In pratica uno schema che ha regole più flessibili e mirato a creare un club di Paesi che saranno in grado di bypassare le ferree regole Ue. Significa che saremo tagliati fuori, e l’acciaio Ue rischia di fermarsi. Senza, non si è più produttori. La soluzione? Fare marcia indietro. Il governo italiano ne ha fatto richiesta timidamente. Ora che arriva Trump, bisogna accelerare. Infatti in questi giorni ci si concentra sui dazi che la Casa Bianca rimetterà in piedi. Ieri Prometeia ha diffuso un report secondo il quale le nuove tariffe costerebbero oltre 4 miliardi. Può essere: va però detto che negli ultimi 12 anni (eccetto il 2020 per via del Covid) l’export italiano verso gli Usa è salito del 60%. I dazi infatti pesano molto di più sull’italian sounding, che è esattamente la concorrenza che mette in difficoltà le nostre aziende. Un modo per dire che le relazioni politiche conteranno moltissimo per navigare nel mare magnum dei nuovi confini che andranno formandosi con la fine della globalizzazione. Se l’Europa però continuerà a soffermarsi sugli effetti e non sulle cause (cioè la strategia economica) allora resterà ai singoli Stati confrontarsi con l’amministrazione Trump.

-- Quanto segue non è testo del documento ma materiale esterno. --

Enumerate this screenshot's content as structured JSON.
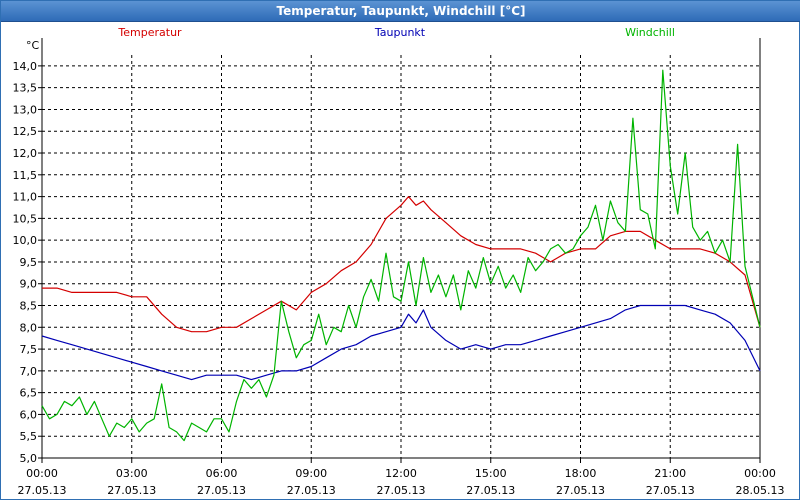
{
  "window": {
    "title": "Temperatur, Taupunkt, Windchill [°C]"
  },
  "chart_data": {
    "type": "line",
    "title": "Temperatur, Taupunkt, Windchill [°C]",
    "ylabel": "°C",
    "ylim": [
      5.0,
      14.25
    ],
    "xlim_hours": [
      0,
      24
    ],
    "grid": true,
    "legend_placement": "top",
    "y_ticks": [
      "5,0",
      "5,5",
      "6,0",
      "6,5",
      "7,0",
      "7,5",
      "8,0",
      "8,5",
      "9,0",
      "9,5",
      "10,0",
      "10,5",
      "11,0",
      "11,5",
      "12,0",
      "12,5",
      "13,0",
      "13,5",
      "14,0"
    ],
    "x_ticks": [
      {
        "time": "00:00",
        "date": "27.05.13"
      },
      {
        "time": "03:00",
        "date": "27.05.13"
      },
      {
        "time": "06:00",
        "date": "27.05.13"
      },
      {
        "time": "09:00",
        "date": "27.05.13"
      },
      {
        "time": "12:00",
        "date": "27.05.13"
      },
      {
        "time": "15:00",
        "date": "27.05.13"
      },
      {
        "time": "18:00",
        "date": "27.05.13"
      },
      {
        "time": "21:00",
        "date": "27.05.13"
      },
      {
        "time": "00:00",
        "date": "28.05.13"
      }
    ],
    "series": [
      {
        "name": "Temperatur",
        "color": "#d40000",
        "x": [
          0,
          0.5,
          1,
          1.5,
          2,
          2.5,
          3,
          3.5,
          4,
          4.5,
          5,
          5.5,
          6,
          6.5,
          7,
          7.5,
          8,
          8.5,
          9,
          9.5,
          10,
          10.5,
          11,
          11.5,
          12,
          12.25,
          12.5,
          12.75,
          13,
          13.5,
          14,
          14.5,
          15,
          15.5,
          16,
          16.5,
          17,
          17.5,
          18,
          18.5,
          19,
          19.5,
          20,
          20.5,
          21,
          21.5,
          22,
          22.5,
          23,
          23.5,
          24
        ],
        "values": [
          8.9,
          8.9,
          8.8,
          8.8,
          8.8,
          8.8,
          8.7,
          8.7,
          8.3,
          8.0,
          7.9,
          7.9,
          8.0,
          8.0,
          8.2,
          8.4,
          8.6,
          8.4,
          8.8,
          9.0,
          9.3,
          9.5,
          9.9,
          10.5,
          10.8,
          11.0,
          10.8,
          10.9,
          10.7,
          10.4,
          10.1,
          9.9,
          9.8,
          9.8,
          9.8,
          9.7,
          9.5,
          9.7,
          9.8,
          9.8,
          10.1,
          10.2,
          10.2,
          10.0,
          9.8,
          9.8,
          9.8,
          9.7,
          9.5,
          9.2,
          8.0
        ]
      },
      {
        "name": "Taupunkt",
        "color": "#0000b4",
        "x": [
          0,
          0.5,
          1,
          1.5,
          2,
          2.5,
          3,
          3.5,
          4,
          4.5,
          5,
          5.5,
          6,
          6.5,
          7,
          7.5,
          8,
          8.5,
          9,
          9.5,
          10,
          10.5,
          11,
          11.5,
          12,
          12.25,
          12.5,
          12.75,
          13,
          13.5,
          14,
          14.5,
          15,
          15.5,
          16,
          16.5,
          17,
          17.5,
          18,
          18.5,
          19,
          19.5,
          20,
          20.5,
          21,
          21.5,
          22,
          22.5,
          23,
          23.5,
          24
        ],
        "values": [
          7.8,
          7.7,
          7.6,
          7.5,
          7.4,
          7.3,
          7.2,
          7.1,
          7.0,
          6.9,
          6.8,
          6.9,
          6.9,
          6.9,
          6.8,
          6.9,
          7.0,
          7.0,
          7.1,
          7.3,
          7.5,
          7.6,
          7.8,
          7.9,
          8.0,
          8.3,
          8.1,
          8.4,
          8.0,
          7.7,
          7.5,
          7.6,
          7.5,
          7.6,
          7.6,
          7.7,
          7.8,
          7.9,
          8.0,
          8.1,
          8.2,
          8.4,
          8.5,
          8.5,
          8.5,
          8.5,
          8.4,
          8.3,
          8.1,
          7.7,
          7.0
        ]
      },
      {
        "name": "Windchill",
        "color": "#00b400",
        "x": [
          0,
          0.25,
          0.5,
          0.75,
          1,
          1.25,
          1.5,
          1.75,
          2,
          2.25,
          2.5,
          2.75,
          3,
          3.25,
          3.5,
          3.75,
          4,
          4.25,
          4.5,
          4.75,
          5,
          5.25,
          5.5,
          5.75,
          6,
          6.25,
          6.5,
          6.75,
          7,
          7.25,
          7.5,
          7.75,
          8,
          8.25,
          8.5,
          8.75,
          9,
          9.25,
          9.5,
          9.75,
          10,
          10.25,
          10.5,
          10.75,
          11,
          11.25,
          11.5,
          11.75,
          12,
          12.25,
          12.5,
          12.75,
          13,
          13.25,
          13.5,
          13.75,
          14,
          14.25,
          14.5,
          14.75,
          15,
          15.25,
          15.5,
          15.75,
          16,
          16.25,
          16.5,
          16.75,
          17,
          17.25,
          17.5,
          17.75,
          18,
          18.25,
          18.5,
          18.75,
          19,
          19.25,
          19.5,
          19.75,
          20,
          20.25,
          20.5,
          20.75,
          21,
          21.25,
          21.5,
          21.75,
          22,
          22.25,
          22.5,
          22.75,
          23,
          23.25,
          23.5,
          23.75,
          24
        ],
        "values": [
          6.2,
          5.9,
          6.0,
          6.3,
          6.2,
          6.4,
          6.0,
          6.3,
          5.9,
          5.5,
          5.8,
          5.7,
          5.9,
          5.6,
          5.8,
          5.9,
          6.7,
          5.7,
          5.6,
          5.4,
          5.8,
          5.7,
          5.6,
          5.9,
          5.9,
          5.6,
          6.3,
          6.8,
          6.6,
          6.8,
          6.4,
          6.9,
          8.6,
          7.9,
          7.3,
          7.6,
          7.7,
          8.3,
          7.6,
          8.0,
          7.9,
          8.5,
          8.0,
          8.7,
          9.1,
          8.6,
          9.7,
          8.7,
          8.6,
          9.5,
          8.5,
          9.6,
          8.8,
          9.2,
          8.7,
          9.2,
          8.4,
          9.3,
          8.9,
          9.6,
          9.0,
          9.4,
          8.9,
          9.2,
          8.8,
          9.6,
          9.3,
          9.5,
          9.8,
          9.9,
          9.7,
          9.8,
          10.1,
          10.3,
          10.8,
          10.0,
          10.9,
          10.4,
          10.2,
          12.8,
          10.7,
          10.6,
          9.8,
          13.9,
          11.7,
          10.6,
          12.0,
          10.3,
          10.0,
          10.2,
          9.7,
          10.0,
          9.5,
          12.2,
          9.4,
          8.7,
          8.0
        ]
      }
    ]
  }
}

Ma qui si apre un tema dimensionale. L’Italia, e lo stesso vale per gli altri Paesi, è troppo piccola per far fronte alla massa di investimenti che la nuova economia dello Spazio e dei dati richiede. Insomma, non serve più Europa come continuano a ripetere gli eurocrati. Ma serve un’altra Europa, che non regoli e non tassi il respiro. Serve voglia di costruire satelliti, razzi, mega data center e, come ricordava ieri un amico tra i più grandi esperti di nuove tecnologie, serve la voglia di tornare a lottare. E la cultura woke è esattamente l’opposto. La resilienza è un termine da bandire dal vocabolario. Selezione naturale è invece il nuovo motto da imbracciare. Che senso ha essere inclusivi se significa non avere più aziende esclusive? Se si azzera la mentalità dell’ultimo decennio e si cambia registro sociale, a quel punto Trump non sarà un problema ma una leva. Chi governa nei prossimi mesi dovrà interrogarsi su cosa possa significare l’atlantismo. Il nuovo atlantismo. Certamente vuol dire abbracciare strategie economiche che possano incastrarsi nel puzzle che gli Usa creeranno. Vuol dire ricavarsi una cerchia di tecnologia che ci lasci un pezzo di sovranità, senza conflitti o divisioni tra una sponda e l’altra dell’oceano. Vuol dire prendersi la responsabilità militare del Mediterraneo come ponte tra Usa e Cina, e non più solo come un lago che va da Nord a Sud portando problemi di immigrazione e instabilità. Le variabili sono tante, forse troppe per una classe dirigente affamata di idee a brevissimo termine.